Tim Keller has some good advice about approaching new atheists in general.
You might try some things by Alister McGrath, on Dawkins views in general or specifically on the Dawkins Delusion. There's several links here, and the correspondence with Mike Poole takes on some of the more aggressive claims down the bottom of the page. William Lane Craig makes points on who designed the designer. In fact he has quite a few videos like that which can at least be a starting point.
But really the best defence against Dawkins is simply to get to know the facts. Get a book or two on the historic relationship between science and Christianity. Get to know about Christianity and what historic Christians have actually said, and it will be harder for people to present you with strawmen. Get to know what you think first, and then you know what to defend.
> Science. Religion has been fighting it for thousands of years.
I'm afraid that to even assume that science and religion existed as distinct concepts or endeavours thousands of years ago is a bit naïve, and this idea that they are eternally opposed is a very simplistic view that reflects the biases of anticlerical 19th Century historians more than the actual facts—it's only really been defended by people with a grudge against religion since a reappraisal of the subject in the 1950s, 60s, and 70s (and especially since the reappraisal by James Moore in The Post-Darwinian Controversies). Here are a few books that could help you develop a richer understanding of the historical relationship between science and religion.
These would probably be illuminating reading as well.
> Here is just another surrender by a guy at the top of the money chain.

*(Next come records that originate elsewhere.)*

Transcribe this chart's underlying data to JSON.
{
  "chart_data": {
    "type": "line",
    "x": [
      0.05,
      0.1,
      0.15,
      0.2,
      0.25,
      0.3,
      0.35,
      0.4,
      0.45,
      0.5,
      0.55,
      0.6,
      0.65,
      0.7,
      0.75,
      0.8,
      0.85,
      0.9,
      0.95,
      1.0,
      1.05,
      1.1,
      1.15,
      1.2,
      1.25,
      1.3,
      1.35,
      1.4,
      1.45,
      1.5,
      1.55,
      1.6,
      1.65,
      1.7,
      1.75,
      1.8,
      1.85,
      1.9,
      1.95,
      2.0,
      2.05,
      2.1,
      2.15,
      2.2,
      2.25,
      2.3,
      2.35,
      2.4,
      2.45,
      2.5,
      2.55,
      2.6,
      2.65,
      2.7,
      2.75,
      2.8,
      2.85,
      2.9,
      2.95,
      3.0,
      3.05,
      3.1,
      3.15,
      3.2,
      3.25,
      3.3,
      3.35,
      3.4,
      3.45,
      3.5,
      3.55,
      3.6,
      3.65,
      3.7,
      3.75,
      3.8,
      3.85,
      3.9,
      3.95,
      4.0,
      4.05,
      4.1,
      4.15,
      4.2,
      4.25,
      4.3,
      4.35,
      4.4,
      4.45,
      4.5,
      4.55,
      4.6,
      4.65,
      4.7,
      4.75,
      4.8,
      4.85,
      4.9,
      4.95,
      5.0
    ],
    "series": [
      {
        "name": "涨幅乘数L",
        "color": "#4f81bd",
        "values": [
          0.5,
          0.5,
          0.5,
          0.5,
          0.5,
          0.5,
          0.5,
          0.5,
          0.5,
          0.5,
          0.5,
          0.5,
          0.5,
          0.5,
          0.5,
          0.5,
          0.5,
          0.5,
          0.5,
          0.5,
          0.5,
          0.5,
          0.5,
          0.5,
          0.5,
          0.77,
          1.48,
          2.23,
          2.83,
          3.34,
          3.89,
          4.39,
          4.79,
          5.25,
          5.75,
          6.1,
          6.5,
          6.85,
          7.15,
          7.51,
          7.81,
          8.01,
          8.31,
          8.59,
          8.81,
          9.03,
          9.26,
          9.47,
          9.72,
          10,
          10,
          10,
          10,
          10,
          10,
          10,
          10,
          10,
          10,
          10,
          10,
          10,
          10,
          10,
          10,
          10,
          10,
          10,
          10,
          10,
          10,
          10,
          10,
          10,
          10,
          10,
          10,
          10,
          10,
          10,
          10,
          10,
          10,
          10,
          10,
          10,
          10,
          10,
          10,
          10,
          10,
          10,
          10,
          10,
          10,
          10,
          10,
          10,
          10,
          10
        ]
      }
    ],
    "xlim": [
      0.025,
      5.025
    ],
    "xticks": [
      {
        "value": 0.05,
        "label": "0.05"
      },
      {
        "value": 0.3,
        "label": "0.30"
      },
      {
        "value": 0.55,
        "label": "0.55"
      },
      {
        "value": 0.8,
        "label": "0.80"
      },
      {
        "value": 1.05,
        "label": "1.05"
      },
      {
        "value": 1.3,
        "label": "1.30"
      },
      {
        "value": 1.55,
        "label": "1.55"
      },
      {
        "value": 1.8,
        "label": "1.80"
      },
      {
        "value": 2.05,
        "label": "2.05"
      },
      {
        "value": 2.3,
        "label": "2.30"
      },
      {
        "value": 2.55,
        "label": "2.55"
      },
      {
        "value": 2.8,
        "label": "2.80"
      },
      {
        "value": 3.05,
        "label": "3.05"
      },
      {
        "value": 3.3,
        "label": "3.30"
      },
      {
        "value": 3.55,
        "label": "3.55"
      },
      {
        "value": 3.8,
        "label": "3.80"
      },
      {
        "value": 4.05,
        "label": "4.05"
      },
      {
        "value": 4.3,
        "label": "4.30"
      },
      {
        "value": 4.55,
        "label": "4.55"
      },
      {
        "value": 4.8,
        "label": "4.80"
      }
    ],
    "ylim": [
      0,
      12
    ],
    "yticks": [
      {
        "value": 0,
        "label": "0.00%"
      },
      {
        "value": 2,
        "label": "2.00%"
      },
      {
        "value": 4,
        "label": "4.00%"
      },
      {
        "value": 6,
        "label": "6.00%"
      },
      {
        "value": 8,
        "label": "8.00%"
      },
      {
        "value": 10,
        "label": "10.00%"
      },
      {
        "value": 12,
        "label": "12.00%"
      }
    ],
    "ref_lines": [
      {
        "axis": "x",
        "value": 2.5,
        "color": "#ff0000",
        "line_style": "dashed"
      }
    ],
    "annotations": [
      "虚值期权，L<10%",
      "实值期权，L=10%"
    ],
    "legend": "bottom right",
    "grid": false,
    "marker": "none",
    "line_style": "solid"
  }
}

No one interested in the subject should be under the impression that what the Pope has said is anything new. Eminent Catholic theologians like John Henry Newman found Darwin's theory of natural selection consistent with Christianity when it was published, and Pope Pius XII very famously affirmed that there was no intrinsic conflict between them in his 1950 encyclical Humani generis. As for the Big Bang, it is downright foolish to characterise the Church as "surrendering" to a theory that was formulated by a Catholic priest in the first place.